GEÇEN yazımda, 1950’den başlayarak tarım (ve tarıma dayalı sanayi) sektörünü küçümsememizin, Türkiye’nin kalkınmasının döviz krizlerine gelip tıkanmasına nedeni olduğunu yazmıştım. Bu günlerde, “bilimsel tarım”, “topraksız tarım”, “organik tarım”, “Genleri Değiştirilmiş Organizmalar” (GDO) etrafında koparılan olumlu ve olumsuz yaygaralar, organik gıda üretimine yapılan yatırımlar, “hidroponik” seracılığa yapılan yatırımlar, şarapçılığın gösterdiği hızlı gelişme, tarımın öneminin yatırımcılar tarafından yeniden keşfedilmeye başlandığının işaretleridir.

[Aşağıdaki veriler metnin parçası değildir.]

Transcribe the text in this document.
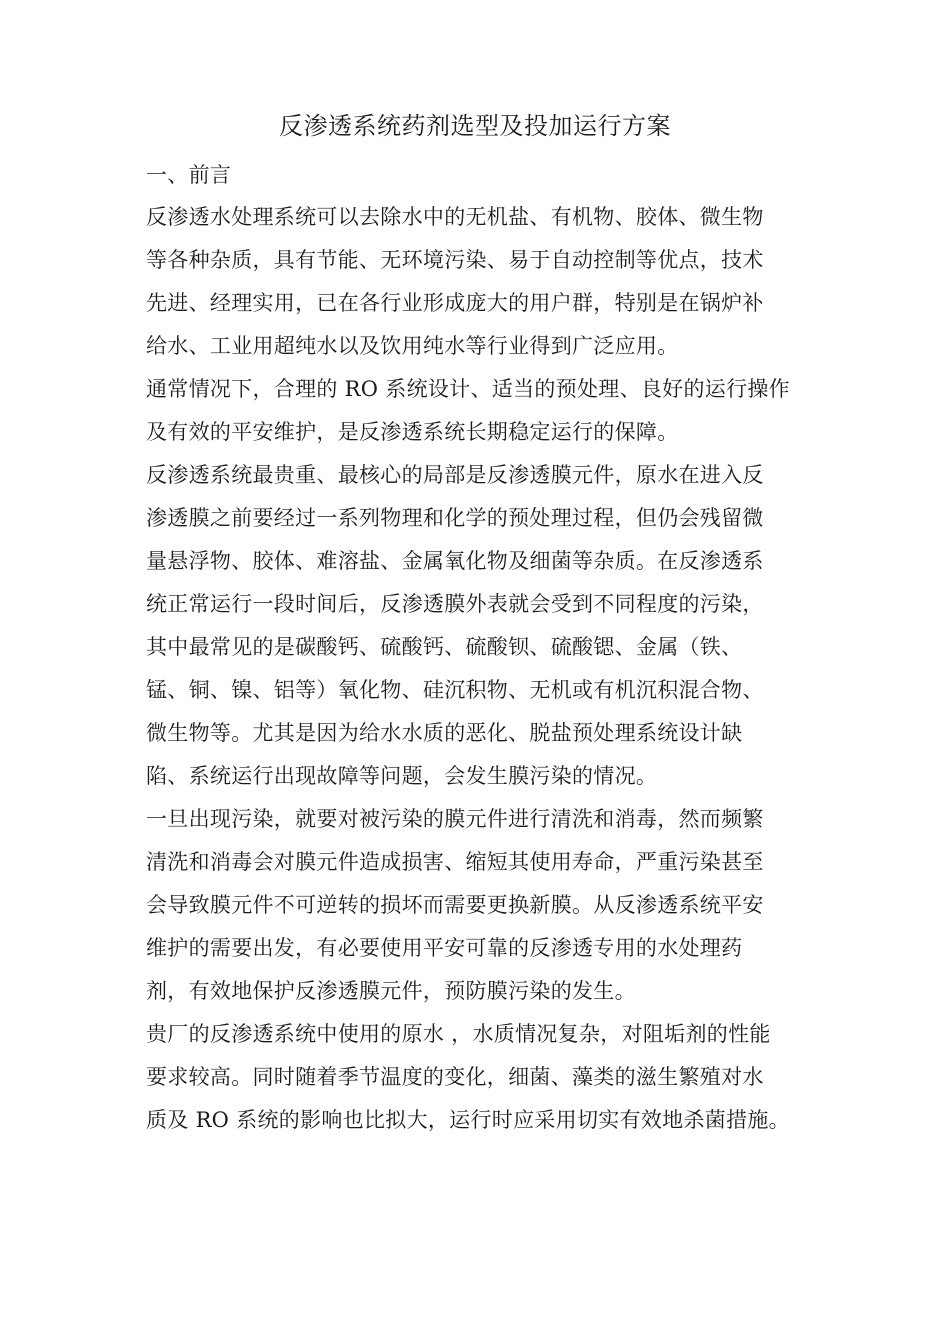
反渗透系统药剂选型及投加运行方案
一、前言
反渗透水处理系统可以去除水中的无机盐、有机物、胶体、微生物
等各种杂质，具有节能、无环境污染、易于自动控制等优点，技术
先进、经理实用，已在各行业形成庞大的用户群，特别是在锅炉补
给水、工业用超纯水以及饮用纯水等行业得到广泛应用。
通常情况下，合理的 RO 系统设计、适当的预处理、良好的运行操作
及有效的平安维护，是反渗透系统长期稳定运行的保障。
反渗透系统最贵重、最核心的局部是反渗透膜元件，原水在进入反
渗透膜之前要经过一系列物理和化学的预处理过程，但仍会残留微
量悬浮物、胶体、难溶盐、金属氧化物及细菌等杂质。在反渗透系
统正常运行一段时间后，反渗透膜外表就会受到不同程度的污染，
其中最常见的是碳酸钙、硫酸钙、硫酸钡、硫酸锶、金属（铁、
锰、铜、镍、铝等）氧化物、硅沉积物、无机或有机沉积混合物、
微生物等。尤其是因为给水水质的恶化、脱盐预处理系统设计缺
陷、系统运行出现故障等问题，会发生膜污染的情况。
一旦出现污染，就要对被污染的膜元件进行清洗和消毒，然而频繁
清洗和消毒会对膜元件造成损害、缩短其使用寿命，严重污染甚至
会导致膜元件不可逆转的损坏而需要更换新膜。从反渗透系统平安
维护的需要出发，有必要使用平安可靠的反渗透专用的水处理药
剂，有效地保护反渗透膜元件，预防膜污染的发生。
贵厂的反渗透系统中使用的原水 ，水质情况复杂，对阻垢剂的性能
要求较高。同时随着季节温度的变化，细菌、藻类的滋生繁殖对水
质及 RO 系统的影响也比拟大，运行时应采用切实有效地杀菌措施。
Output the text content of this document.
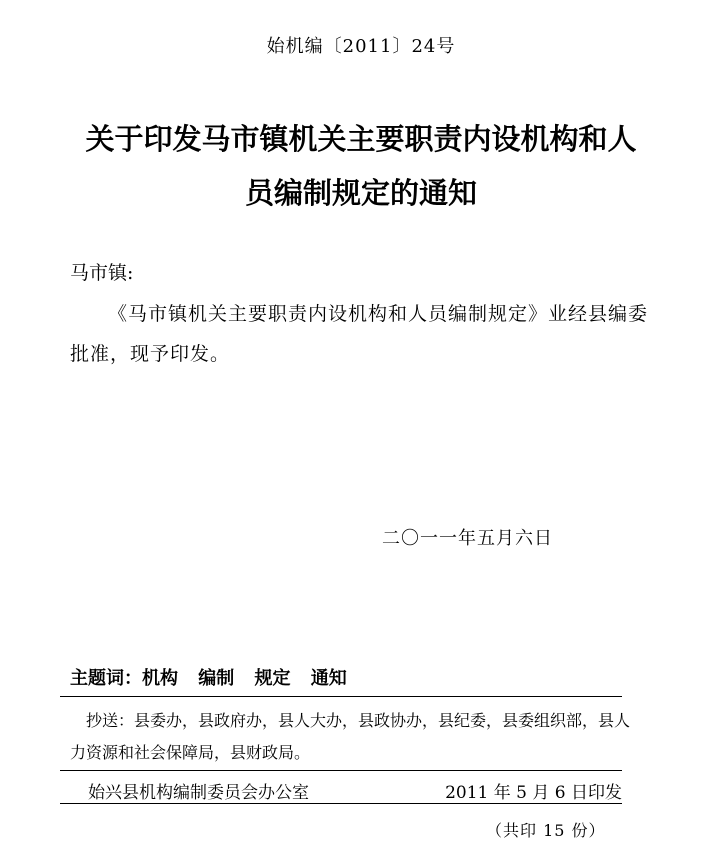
始机编〔2011〕24号
关于印发马市镇机关主要职责内设机构和人
员编制规定的通知
马市镇:
《马市镇机关主要职责内设机构和人员编制规定》业经县编委批准，现予印发。
二〇一一年五月六日
主题词：机构 编制 规定 通知
抄送：县委办，县政府办，县人大办，县政协办，县纪委，县委组织部，县人力资源和社会保障局，县财政局。
始兴县机构编制委员会办公室	2011 年 5 月 6 日印发
（共印 15 份）
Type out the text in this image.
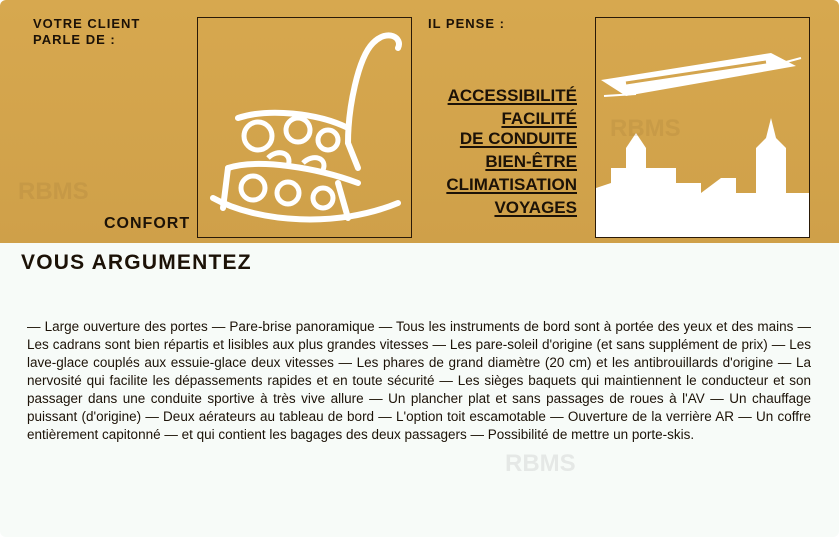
VOTRE CLIENT
PARLE DE :
IL PENSE :
CONFORT
ACCESSIBILITÉ
FACILITÉ
DE CONDUITE
BIEN-ÊTRE
CLIMATISATION
VOYAGES
VOUS ARGUMENTEZ
— Large ouverture des portes — Pare-brise panoramique — Tous les instruments de bord sont à portée des yeux et des mains — Les cadrans sont bien répartis et lisibles aux plus grandes vitesses — Les pare-soleil d'origine (et sans supplément de prix) — Les lave-glace couplés aux essuie-glace deux vitesses — Les phares de grand diamètre (20 cm) et les antibrouillards d'origine — La nervosité qui facilite les dépassements rapides et en toute sécurité — Les sièges baquets qui maintiennent le conducteur et son passager dans une conduite sportive à très vive allure — Un plancher plat et sans passages de roues à l'AV — Un chauffage puissant (d'origine) — Deux aérateurs au tableau de bord — L'option toit escamotable — Ouverture de la verrière AR — Un coffre entièrement capitonné — et qui contient les bagages des deux passagers — Possibilité de mettre un porte-skis.
RBMS
RBMS
RBMS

Ancak önce bu sektörün potansiyelinin bu güne kadar nasıl heba edildiğine bakalım.
Aşağıda birinci tablo tüm gelişmiş ülkeler tarımlarını destekler ve sübvansiyonlarla korurken bizim kendi tarımımızı ne denli ihmal ettiğimizi belgeliyor.
Tarım birinci plan döneminde toplam yatırımlardan %14 civarında pay alırken, tarıma yapılan yatırımlar 21.yüzyılın başında %4,7’ye kadar geriliyor.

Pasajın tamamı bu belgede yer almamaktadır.